Il y a encore peu de temps Euskal Herriko laborantza Ganbara se retrouvait à Pau à l’occasion de son procès en appel en 2010. La communauté d’Emmaüs Lescar – Pau avait largement contribué à permettre l’accueil des nombreuses personnes venues soutenir EHLG. C’est donc naturellement que, la dernière semaine de juillet, un groupe de bénévoles du Pays Basque participe chaque année au festival de la communauté d’Emmaüs Lescar – Pau. Une belle programmation pour les trente ans de la communauté en 2012, associant forum mondial de la pauvreté en journée et concerts de qualité le soir!
Sans aucun doute la préoccupation de chacun des intervenants lors des conférences, qu’ils soient économiste, politologue, ou responsable de la communauté d’Emmaüs était de contribuer, chacun à sa manière à une stratégie alternative. L’intervention, le dernier jour, du politologue Paul Ariès organisateur de ce premier forum mondial de la pauvreté à l’occasion du festival d’Emmaüs Lescar-Pau a marqué les esprits car porteuse d’espoir. Critique comme son prédécesseur, l’économiste franco-égyptien Samir Amin des monopoles capitalistiques généralisés conduisant aux inégalités sociales, à la mort programmée des biens communs, au sabordage de l’économie sociale et solidaire, à la soumission des hommes et de la nature au pouvoir de l’argent. Il nous invite cependant à ne pas nous en tenir à l’analyse critique et à libérer notre imagination pour créer des alternatives. Au capitalisme qui nous tient par la peur, qui désocialise, mais aussi «nous fait jouir» (la jouissance d’avoir), Pau Ariès oppose la «jouissance d’être». Il a évoqué le mouvement du «buen vivir» en Equateur basé sur la satisfaction des besoins fondamentaux des êtres humains en harmonie avec la nature. Ce concept qu’il nomme aussi «le socialisme gourmand» autour de valeurs comme le sens de la gratuité, du collectif, de la fête, de la beauté. Il a illustré son propos en expliquant, par exemple, que le jeu, la fête ne s’oppose pas au sérieux mais à l’ennui, que le travail est un moyen et non un but, que la beauté, la culture doivent être accessibles aux pauvres, que le «bien vivre». est un droit, que la gratuité enfin n’est pas n’importe quelle gratuité mais une gratuité construite (au peuple devrait revenir le droit de choisir ce qui devrait relever de la gratuité (choisir l’eau, le logement ou l’autoroute…).

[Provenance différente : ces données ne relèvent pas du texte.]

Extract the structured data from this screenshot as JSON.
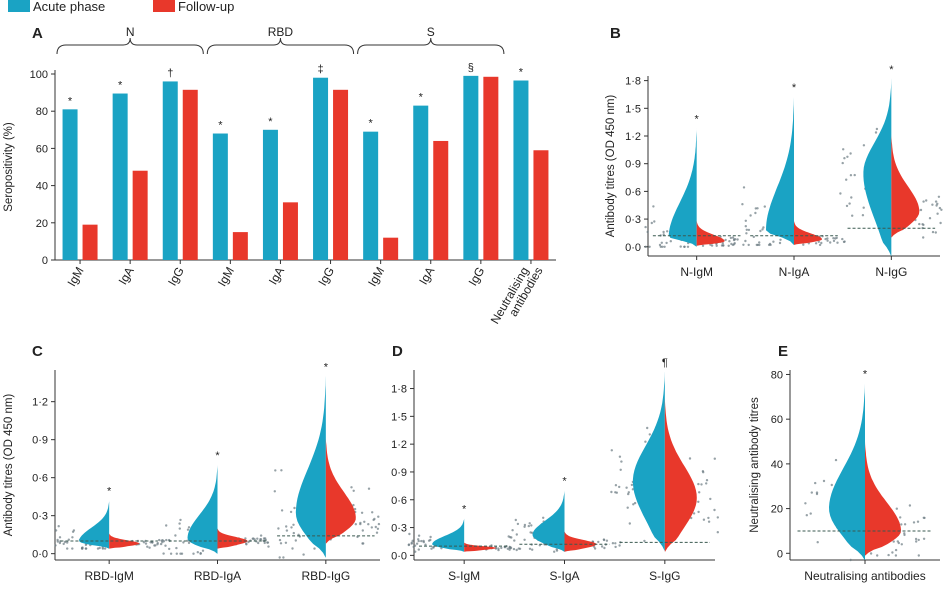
{
  "legend": {
    "items": [
      {
        "label": "Acute phase",
        "color": "#1aa3c4"
      },
      {
        "label": "Follow-up",
        "color": "#e8382b"
      }
    ],
    "placement": "top-left"
  },
  "chart_data": [
    {
      "panel": "A",
      "type": "bar",
      "ylabel": "Seropositivity (%)",
      "ylim": [
        0,
        100
      ],
      "yticks": [
        0,
        20,
        40,
        60,
        80,
        100
      ],
      "groups": [
        {
          "label": "N",
          "categories": [
            0,
            1,
            2
          ]
        },
        {
          "label": "RBD",
          "categories": [
            3,
            4,
            5
          ]
        },
        {
          "label": "S",
          "categories": [
            6,
            7,
            8
          ]
        }
      ],
      "categories": [
        "IgM",
        "IgA",
        "IgG",
        "IgM",
        "IgA",
        "IgG",
        "IgM",
        "IgA",
        "IgG",
        "Neutralising antibodies"
      ],
      "series": [
        {
          "name": "Acute phase",
          "color": "#1aa3c4",
          "values": [
            81,
            89.5,
            96,
            68,
            70,
            98,
            69,
            83,
            99,
            96.5
          ]
        },
        {
          "name": "Follow-up",
          "color": "#e8382b",
          "values": [
            19,
            48,
            91.5,
            15,
            31,
            91.5,
            12,
            64,
            98.5,
            59
          ]
        }
      ],
      "annotations": [
        "*",
        "*",
        "†",
        "*",
        "*",
        "‡",
        "*",
        "*",
        "§",
        "*"
      ]
    },
    {
      "panel": "B",
      "type": "violin",
      "ylabel": "Antibody titres (OD 450 nm)",
      "ylim": [
        -0.1,
        1.85
      ],
      "yticks": [
        "0·0",
        "0·3",
        "0·6",
        "0·9",
        "1·2",
        "1·5",
        "1·8"
      ],
      "ytick_values": [
        0,
        0.3,
        0.6,
        0.9,
        1.2,
        1.5,
        1.8
      ],
      "categories": [
        "N-IgM",
        "N-IgA",
        "N-IgG"
      ],
      "acute": [
        {
          "peak": 0.1,
          "max": 1.28,
          "min": 0.0
        },
        {
          "peak": 0.18,
          "max": 1.62,
          "min": 0.02
        },
        {
          "peak": 0.8,
          "max": 1.82,
          "min": -0.1
        }
      ],
      "follow_up": [
        {
          "peak": 0.06,
          "max": 0.28,
          "min": 0.01
        },
        {
          "peak": 0.08,
          "max": 0.28,
          "min": 0.02
        },
        {
          "peak": 0.38,
          "max": 1.22,
          "min": 0.1
        }
      ],
      "cutoffs": [
        0.12,
        0.12,
        0.2
      ],
      "annotations": [
        "*",
        "*",
        "*"
      ]
    },
    {
      "panel": "C",
      "type": "violin",
      "ylabel": "Antibody titres (OD 450 nm)",
      "ylim": [
        -0.05,
        1.45
      ],
      "yticks": [
        "0·0",
        "0·3",
        "0·6",
        "0·9",
        "1·2"
      ],
      "ytick_values": [
        0,
        0.3,
        0.6,
        0.9,
        1.2
      ],
      "categories": [
        "RBD-IgM",
        "RBD-IgA",
        "RBD-IgG"
      ],
      "acute": [
        {
          "peak": 0.1,
          "max": 0.42,
          "min": 0.04
        },
        {
          "peak": 0.12,
          "max": 0.7,
          "min": 0.0
        },
        {
          "peak": 0.32,
          "max": 1.4,
          "min": -0.03
        }
      ],
      "follow_up": [
        {
          "peak": 0.08,
          "max": 0.16,
          "min": 0.04
        },
        {
          "peak": 0.1,
          "max": 0.2,
          "min": 0.04
        },
        {
          "peak": 0.28,
          "max": 0.92,
          "min": 0.08
        }
      ],
      "cutoffs": [
        0.1,
        0.1,
        0.14
      ],
      "annotations": [
        "*",
        "*",
        "*"
      ]
    },
    {
      "panel": "D",
      "type": "violin",
      "ylabel": "",
      "ylim": [
        -0.05,
        2.0
      ],
      "yticks": [
        "0·0",
        "0·3",
        "0·6",
        "0·9",
        "1·2",
        "1·5",
        "1·8"
      ],
      "ytick_values": [
        0,
        0.3,
        0.6,
        0.9,
        1.2,
        1.5,
        1.8
      ],
      "categories": [
        "S-IgM",
        "S-IgA",
        "S-IgG"
      ],
      "acute": [
        {
          "peak": 0.12,
          "max": 0.4,
          "min": 0.04
        },
        {
          "peak": 0.22,
          "max": 0.7,
          "min": 0.04
        },
        {
          "peak": 0.8,
          "max": 1.98,
          "min": 0.05
        }
      ],
      "follow_up": [
        {
          "peak": 0.08,
          "max": 0.14,
          "min": 0.04
        },
        {
          "peak": 0.12,
          "max": 0.26,
          "min": 0.04
        },
        {
          "peak": 0.62,
          "max": 1.7,
          "min": 0.04
        }
      ],
      "cutoffs": [
        0.1,
        0.12,
        0.14
      ],
      "annotations": [
        "*",
        "*",
        "¶"
      ]
    },
    {
      "panel": "E",
      "type": "violin",
      "ylabel": "Neutralising antibody titres",
      "ylim": [
        -3,
        82
      ],
      "yticks": [
        "0",
        "20",
        "40",
        "60",
        "80"
      ],
      "ytick_values": [
        0,
        20,
        40,
        60,
        80
      ],
      "categories": [
        "Neutralising antibodies"
      ],
      "acute": [
        {
          "peak": 20,
          "max": 76,
          "min": -3
        }
      ],
      "follow_up": [
        {
          "peak": 10,
          "max": 50,
          "min": -1
        }
      ],
      "cutoffs": [
        10
      ],
      "annotations": [
        "*"
      ]
    }
  ]
}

On a compris aussi qu’il existe quantités d’alter-natives, notamment dans les pays pauvres dont on peut s’inspirer pour changer le monde, si tant est que l’on se donne, ou que l’on nous donne les moyens d’expérimenter des alternatives.
Les moyens? La communauté d’Emmaüs Lescar-Pau les trouve grâce à de nombreuses alternatives, sans passer pourtant par la case subvention . Depuis 30 ans qu’elle existe les différents chantiers de recyclage, éco-construction, agriculture… en ont fait un partenaire économique du territoire. Avec ses 130 compagnons, ses 18 salariés, ses bénévoles, Germain Sarhy responsable de la communauté témoigne au-delà de la logique intellectuelle, du «comment vivre et construire au quotidien des alternatives».
Nous avons eu la chance d’écouter des intervenants enthousiasmants, de participer comme bénévoles au festival et de vivre de beaux moments d’échange entre public, artistes, bénévoles.
Nous n’avons donc pas regretté cette infidélité aux fêtes de Bayonne et sommes revenus du Béarn convaincus de la convergence de nos différentes luttes individuelles, collectives, de la nécessité de mutualiser les expériences. «L’heure est au bouturage des résistances» (Paul Ariès).0
Les actes du forum «Les pauvres entre mépris et dignité ; que peuvent nous apprendre les cultures populaires?» sont éditées aux éditions Golias.